Quelle différence entre G97 et G90 ?
Très peu : port USB-C, écran légèrement meilleur, vidéo 4K sans limite. Si vous avez un G90, gardez-le. Sinon, le G97 bénéficie d’un meilleur prix.
G97 ou OM-D E-M10 Mark IV : lequel choisir ?
Pour la vidéo et la polyvalence : G97. Pour la photo pure et le design : E-M10 IV. Les deux sont excellents dans leur approche.
Le G97 est-il bon pour débuter ?
Parfait ! Modes automatiques efficaces, ergonomie intuitive, système MFT abordable. L’IBIS pardonne beaucoup d’erreurs de débutant.
L’autofocus du G97 est-il vraiment problématique ?
En photo : non, il est même très réactif. En vidéo : oui, ça pompe. Pour du sport intense : limite. Pour le reste : parfait.
Combien de photos avec une batterie ?
Officiellement 290 (CIPA), en pratique 400-450 photos mixtes. Le mode Eco peut tripler l’autonomie. Une seconde batterie reste conseillée.
Le G97 est-il étanche ?
Tropicalisé, pas étanche. Résiste aux projections, à la poussière, aux embruns. Mais pas d’immersion ! J’ai testé sous la pluie : RAS.
G97 ou Canon R100 pour la vidéo ?
G97 sans hésiter. 4K illimité, IBIS efficace, connectiques audio… Le R100 est limité à 6 minutes en 4K et n’a pas de stabilisation.
Faut-il acheter le Panasonic G97 en 2025 ?
Après ces deux semaines intensives, mon avis est tranché : oui, le G97 vaut le détour. Pas pour ses innovations (il n’y en a quasi pas), mais pour ce qu’il représente en 2025.

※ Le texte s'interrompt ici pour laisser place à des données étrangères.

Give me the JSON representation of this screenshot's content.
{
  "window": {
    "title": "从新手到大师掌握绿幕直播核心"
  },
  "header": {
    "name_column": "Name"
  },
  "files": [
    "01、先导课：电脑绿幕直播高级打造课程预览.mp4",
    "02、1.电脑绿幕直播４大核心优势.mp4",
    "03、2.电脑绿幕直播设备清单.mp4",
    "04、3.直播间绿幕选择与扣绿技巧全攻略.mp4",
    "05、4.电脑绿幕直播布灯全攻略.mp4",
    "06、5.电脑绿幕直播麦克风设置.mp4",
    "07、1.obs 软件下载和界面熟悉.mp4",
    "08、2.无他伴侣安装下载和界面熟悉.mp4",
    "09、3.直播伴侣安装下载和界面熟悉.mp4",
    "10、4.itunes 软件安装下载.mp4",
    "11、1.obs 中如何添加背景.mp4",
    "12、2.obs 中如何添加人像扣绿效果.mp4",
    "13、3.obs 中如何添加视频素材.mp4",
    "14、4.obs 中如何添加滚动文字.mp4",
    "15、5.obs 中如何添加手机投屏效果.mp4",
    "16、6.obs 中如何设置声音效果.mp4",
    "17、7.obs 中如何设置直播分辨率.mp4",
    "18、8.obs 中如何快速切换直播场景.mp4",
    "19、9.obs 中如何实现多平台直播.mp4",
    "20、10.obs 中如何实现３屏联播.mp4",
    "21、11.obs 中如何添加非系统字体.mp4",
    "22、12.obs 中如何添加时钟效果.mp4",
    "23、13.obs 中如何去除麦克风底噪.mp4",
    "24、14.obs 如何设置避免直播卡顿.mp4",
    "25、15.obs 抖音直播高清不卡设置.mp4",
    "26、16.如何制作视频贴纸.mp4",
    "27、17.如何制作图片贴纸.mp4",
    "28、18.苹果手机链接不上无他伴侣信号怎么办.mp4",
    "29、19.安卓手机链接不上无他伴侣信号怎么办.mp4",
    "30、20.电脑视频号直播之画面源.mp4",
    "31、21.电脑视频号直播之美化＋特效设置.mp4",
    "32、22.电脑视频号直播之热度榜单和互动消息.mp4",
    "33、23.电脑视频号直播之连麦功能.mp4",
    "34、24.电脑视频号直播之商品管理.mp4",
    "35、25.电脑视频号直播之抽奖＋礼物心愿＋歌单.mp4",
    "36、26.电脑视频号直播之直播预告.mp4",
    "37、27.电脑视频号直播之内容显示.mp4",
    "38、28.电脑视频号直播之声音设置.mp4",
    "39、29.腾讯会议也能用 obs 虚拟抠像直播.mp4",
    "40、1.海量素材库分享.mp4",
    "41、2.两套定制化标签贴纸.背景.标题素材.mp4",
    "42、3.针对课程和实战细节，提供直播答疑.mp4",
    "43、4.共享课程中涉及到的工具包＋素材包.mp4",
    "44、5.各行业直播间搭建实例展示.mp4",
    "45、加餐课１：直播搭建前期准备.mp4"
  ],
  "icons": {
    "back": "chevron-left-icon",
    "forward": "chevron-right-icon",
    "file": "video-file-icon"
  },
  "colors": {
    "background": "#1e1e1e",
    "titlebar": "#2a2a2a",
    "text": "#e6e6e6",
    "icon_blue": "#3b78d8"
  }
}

Dans un marché obsédé par la course aux pixels et aux nouveautés, Panasonic nous rappelle qu’un bon appareil photo, c’est avant tout un outil fiable et polyvalent. Le G97 remplit ce contrat.
Ma note : 7,5/10
Recommandé pour :
- Débutants cherchant de la polyvalence
- Amateurs voulant un second boîtier compact
- Vidéastes occasionnels (malgré l’AF capricieux)
- Voyageurs privilégiant la légèreté
- Budgets serrés exigeant de la qualité
À éviter si :
- Vous shootez beaucoup de sport/action
- La vidéo est prioritaire (AF problématique)
- Vous possédez déjà un G90/G95
- Les performances ISO élevées sont cruciales
Au bout du compte, le G97 prouve qu’en photo, la maturité vaut parfois mieux que l’innovation. C’est peut-être ça, la vraie leçon de ce test.